Headline.co.id, Jakarta ~ Menteri Luar Negeri Indonesia bersama dengan menteri luar negeri dari enam negara lainnya secara tegas mengkritik kebijakan pembatasan akses ibadah bagi umat Islam dan Kristen di Yerusalem yang dilakukan oleh Israel. Pernyataan bersama ini disampaikan oleh Kementerian Luar Negeri Republik Indonesia melalui platform X pada Selasa (31/3/2026), sebagai bentuk protes kolektif dari Indonesia, Mesir, Yordania, Pakistan, Qatar, Arab Saudi, dan Turkiye.
Para menteri luar negeri tersebut menegaskan bahwa tindakan Israel merupakan pelanggaran serius terhadap hak asasi manusia dan status quo wilayah tersebut. “Tindakan ini merupakan pelanggaran serius terhadap hak asasi manusia dan status quo wilayah tersebut,” demikian bunyi pernyataan bersama para menteri luar negeri tersebut.
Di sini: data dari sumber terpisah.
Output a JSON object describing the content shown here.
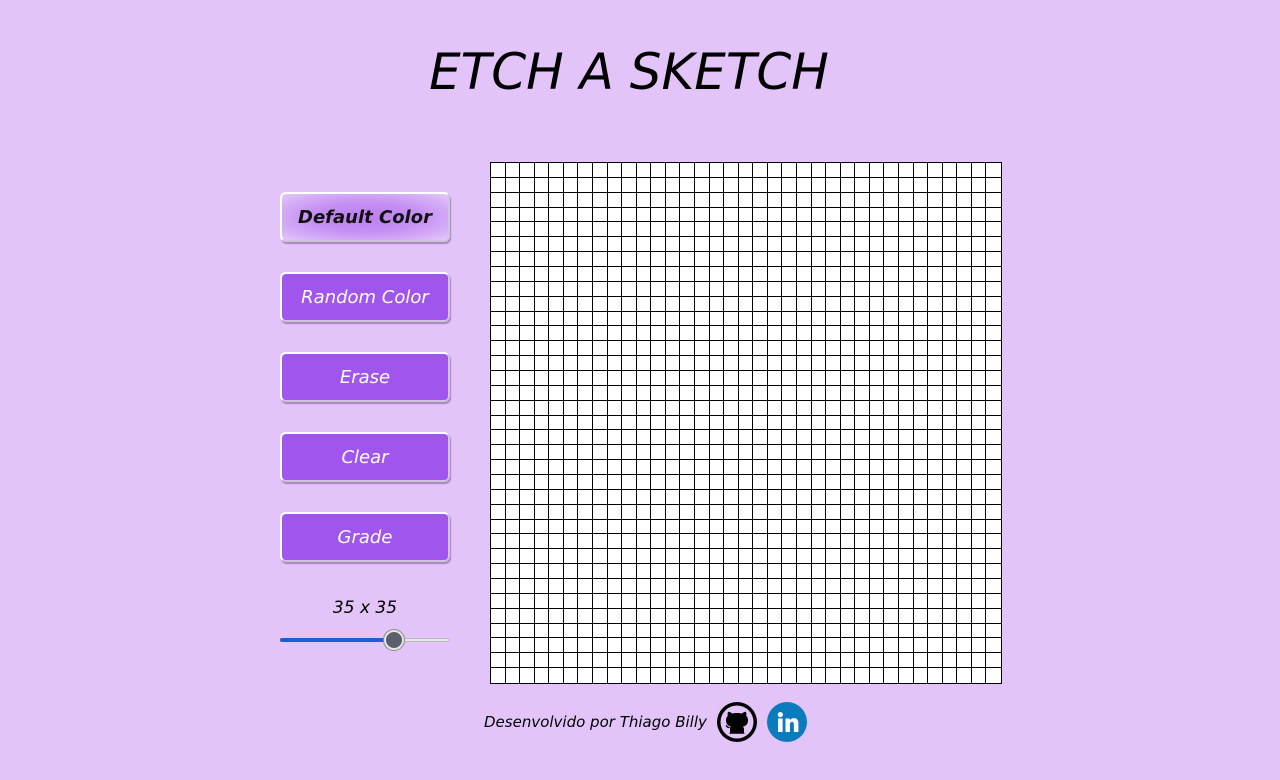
{
  "header": {
    "title": "ETCH A SKETCH"
  },
  "controls": {
    "buttons": [
      {
        "label": "Default Color",
        "active": true
      },
      {
        "label": "Random Color",
        "active": false
      },
      {
        "label": "Erase",
        "active": false
      },
      {
        "label": "Clear",
        "active": false
      },
      {
        "label": "Grade",
        "active": false
      }
    ],
    "size_label": "35 x 35",
    "slider": {
      "value": 35,
      "min": 1,
      "max": 50
    }
  },
  "grid": {
    "columns": 35,
    "rows": 35,
    "cell_color": "#ffffff",
    "line_color": "#000000"
  },
  "footer": {
    "credit": "Desenvolvido por Thiago Billy",
    "links": [
      {
        "icon": "github-icon"
      },
      {
        "icon": "linkedin-icon"
      }
    ]
  },
  "colors": {
    "background": "#e2c4f8",
    "button": "#a055ec",
    "slider_fill": "#1a5fd0",
    "linkedin": "#0a7bbd"
  }
}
Mereka menekankan bahwa kebebasan menjalankan kegiatan ibadah adalah hak dasar yang tidak dapat dinegosiasikan.
Pembatasan akses ke situs-situs suci, termasuk Masjid Al-Aqsa dan gereja-gereja di Yerusalem, dinilai sebagai upaya untuk mengubah realitas demografis dan hukum di kota suci tersebut. Selain mengkritik pembatasan ibadah, ketujuh negara tersebut mendesak komunitas internasional untuk segera mengambil langkah nyata guna menghentikan pelanggaran hukum oleh Israel.
Para menteri luar negeri menegaskan bahwa stabilitas di kawasan tidak akan tercapai selama hak-hak dasar warga di wilayah pendudukan terus ditekan. Hingga berita ini diturunkan, situasi di Yerusalem dilaporkan masih dalam pengawasan ketat aparat keamanan Israel, terutama menjelang hari-hari besar keagamaan yang krusial bagi umat beragama di wilayah tersebut.